¶ … Life According to the Last Lecture
It is difficult to conceptualize and verbalize those things which should be seen as most important to us in life. This is, of course, a deeply subjective discussion and one highly subject to changes in perspective as one goes through various stages of one's life. The terminal stage though is one which imposes perhaps the greatest demand for introspection, for evaluation and for reflection on how the life behind one stacks up to the life which one perceived ahead of him so many years ago. This seems to be the challenge at the center of Pausch's () sobering and simultaneously affirming meditation on death.
Indeed, Pausch provides us with a compelling meditation on the cusp of his own tragically young and impending death that centers on the identification of those things which truly matter. As expected and understood, Pausch spends considerable focus on the importance of his wife and family. In his perspective, these constituted his highest priority, his legacy and his purpose on earth. But this resolution was not in and of itself satisfying for the professor, lecturer and author. Instead, he sought a way to validate himself more personally and directly, and in such a manner that the priorities of greatest importance could be reiterated for his children as they became old enough to understand them.

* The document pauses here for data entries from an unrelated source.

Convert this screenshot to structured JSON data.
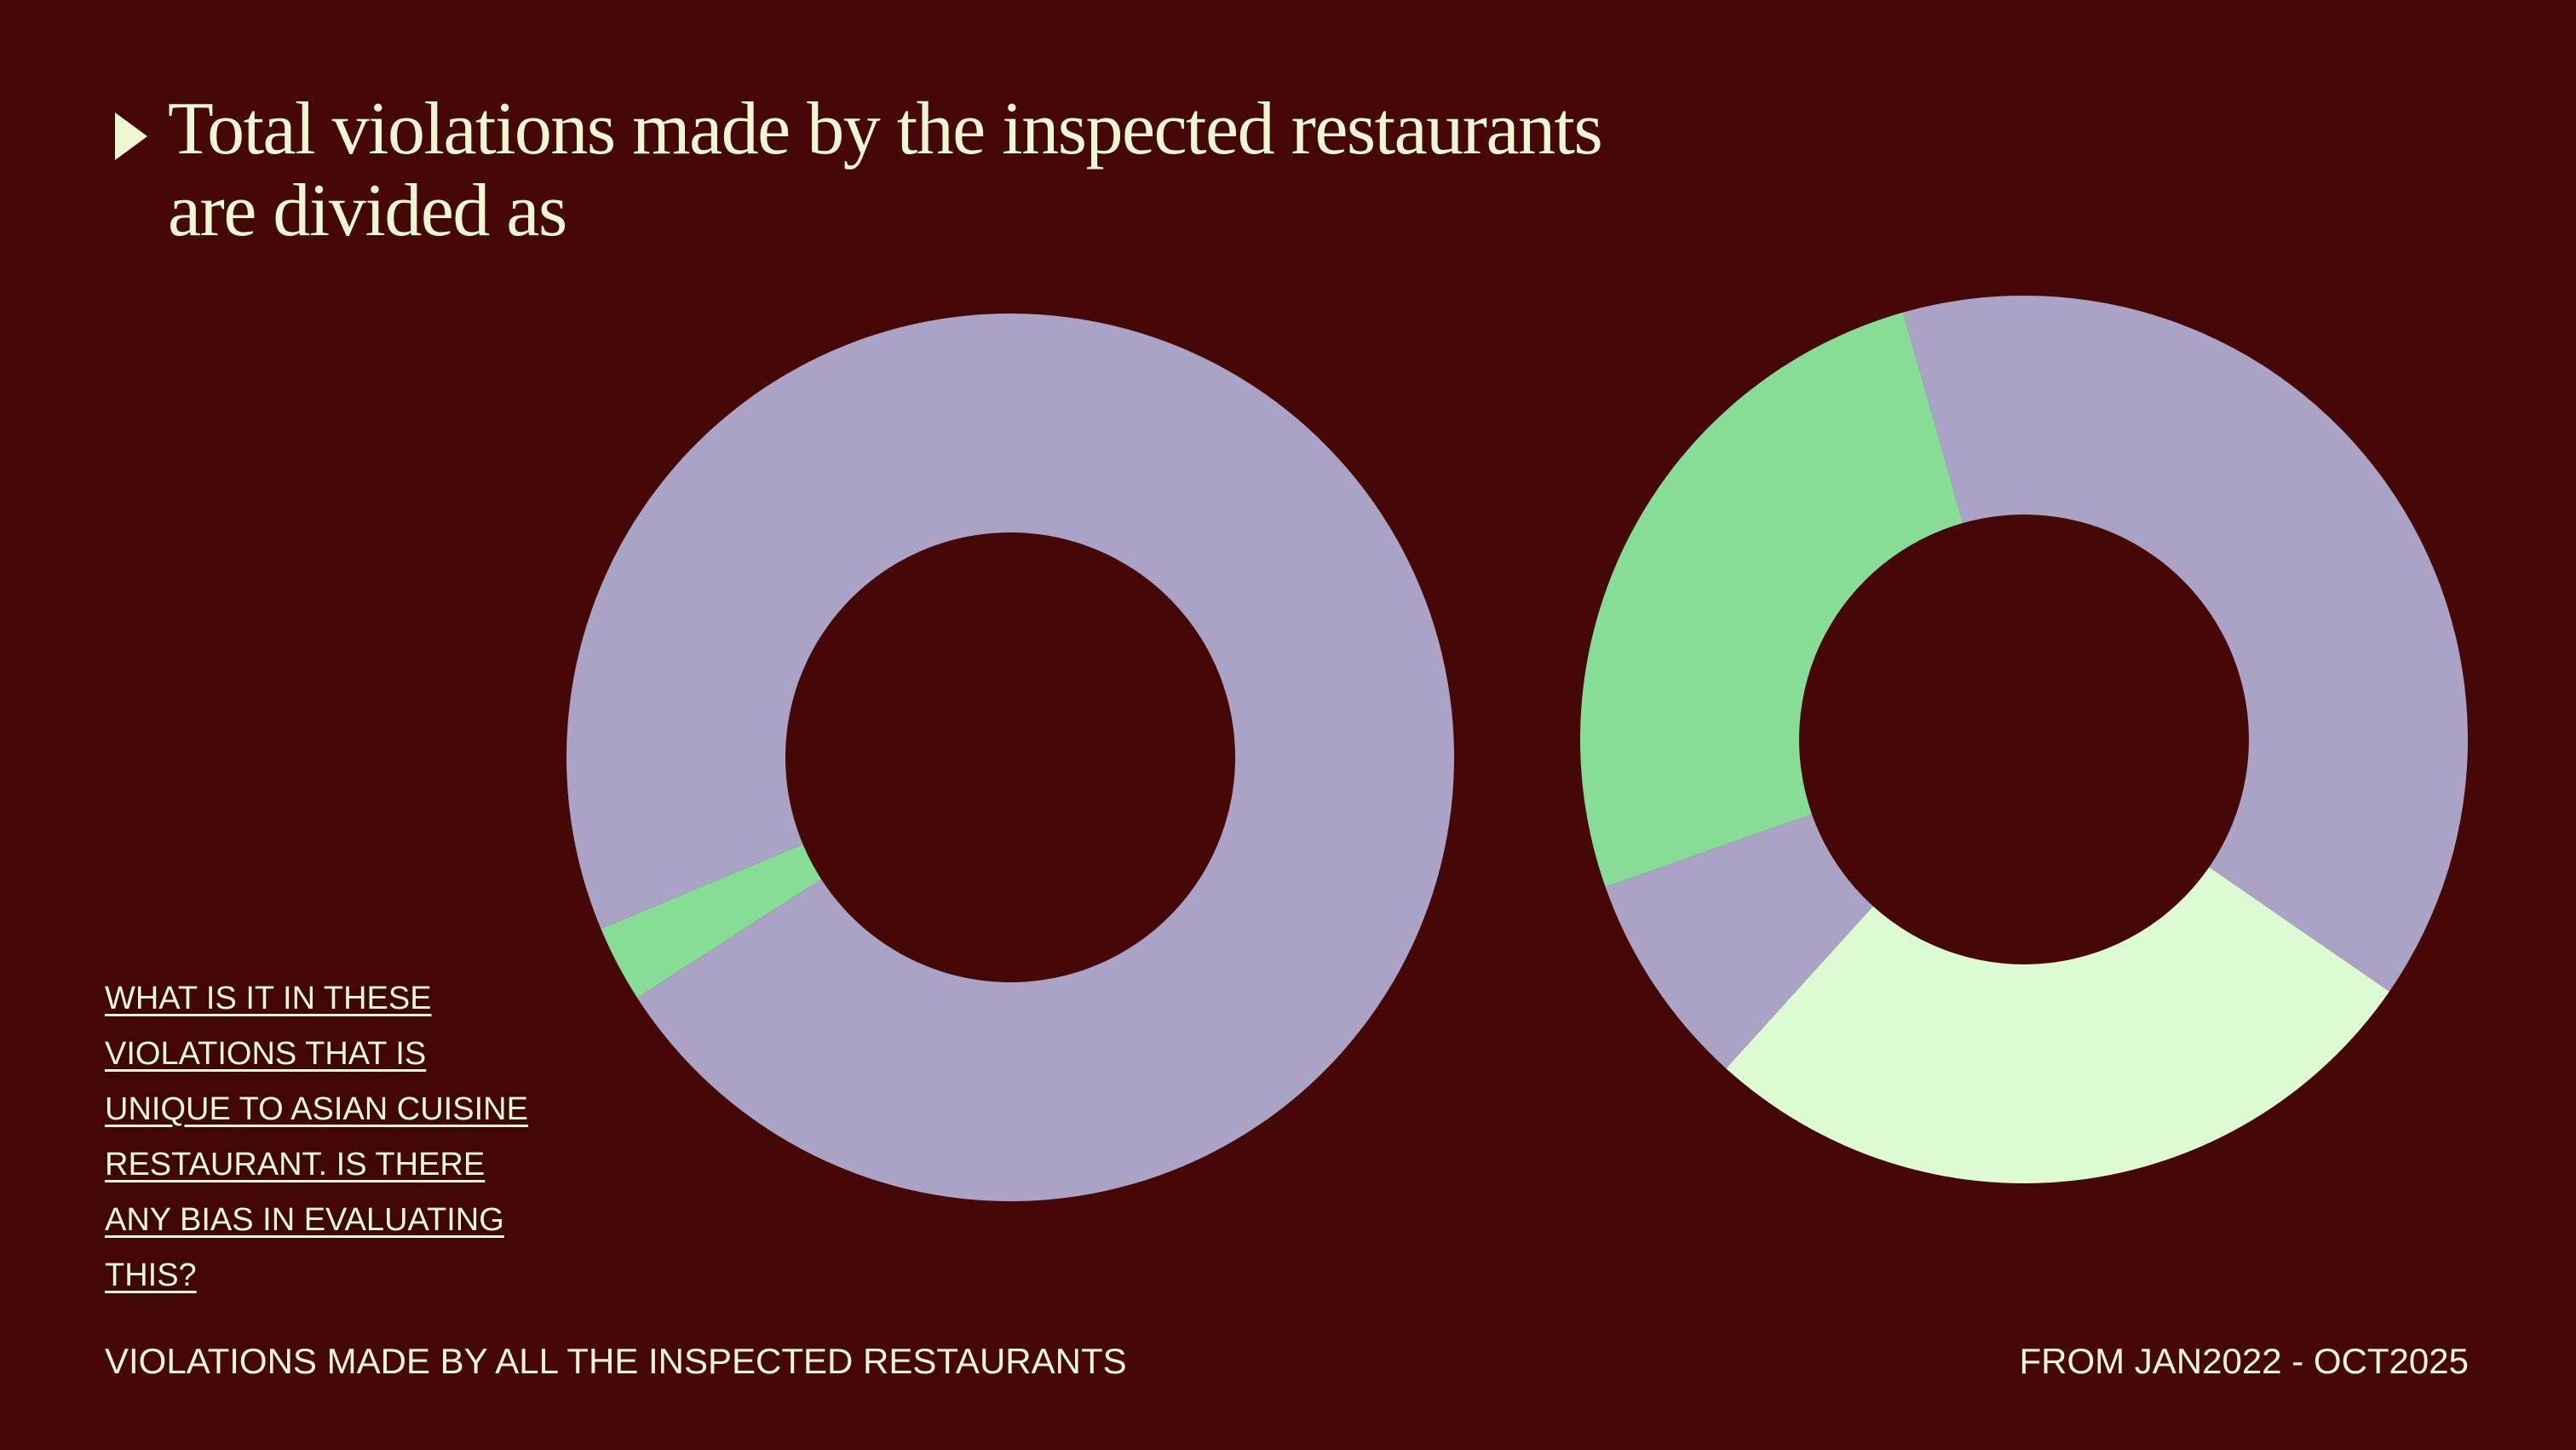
{
  "header": {
    "title": "Total violations made by the inspected restaurants are divided as"
  },
  "question": "WHAT IS IT IN THESE VIOLATIONS THAT IS UNIQUE TO ASIAN CUISINE RESTAURANT. IS THERE ANY BIAS IN EVALUATING THIS?",
  "footer": {
    "left": "VIOLATIONS MADE BY ALL THE INSPECTED RESTAURANTS",
    "right": "FROM JAN2022 - OCT2025"
  },
  "chart_data": [
    {
      "type": "donut",
      "categories": [
        null,
        null
      ],
      "values": [
        2.8,
        97.2
      ],
      "colors": [
        "#88dd96",
        "#aaa3c6"
      ],
      "rotation": 237.2
    },
    {
      "type": "donut",
      "categories": [
        null,
        null,
        null,
        null
      ],
      "values": [
        39,
        27.1,
        7.9,
        26
      ],
      "colors": [
        "#aaa3c6",
        "#ddfbd3",
        "#aaa3c6",
        "#88dd96"
      ],
      "rotation": 344.2
    }
  ]
}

In light of this self-imposed task, Pausch would arrive at one major ambition that seems to be repeated throughout his text, which is that one should remain committed to the ambitions and fantasies that form during childhood. To this end, Pausch may be seen as a lucky man. While we are troubled by the arbitrary misfortune that would strike down a smart, attractive and powerful man during his prime years, Pausch insists that his priorities have allowed him to be completely fulfilled even on the cusp of death. He claims that "whatever my accomplishments, all of the things I loved were rooted in the dreams and goals I had as a child . . . And in the ways I had managed to fulfill almost all of them. My uniqueness, I realized, came in the specifics of all the dreams -- form incredibly meaningful to decidedly quirky -- that defined my forty-six years of life." (p. 10)
As Pausch arrives at this revelation, it is knowing full well that he is fast approaching death, but it has allowed him to view this not with bitterness but with a sense of his good fortunate at having been able to accomplish so much of what he desired in that short space of time allotted. Of course, we can also see on a psychoanalytical level that there are elements of importance attributed to certain aspects of Pausch's life that are not explicitly stated in the text. Namely, one is inclined to consider the professional aspirations that have marked his time on earth and the degree to which these come to define so much in his final days. Indeed, the text makes frequent reference to the difficulty which Pausch experiences in attempting to balance his family life and the time spent on his swan song lecture, with the understanding that he feels he must accomplish something important in relation to the latter.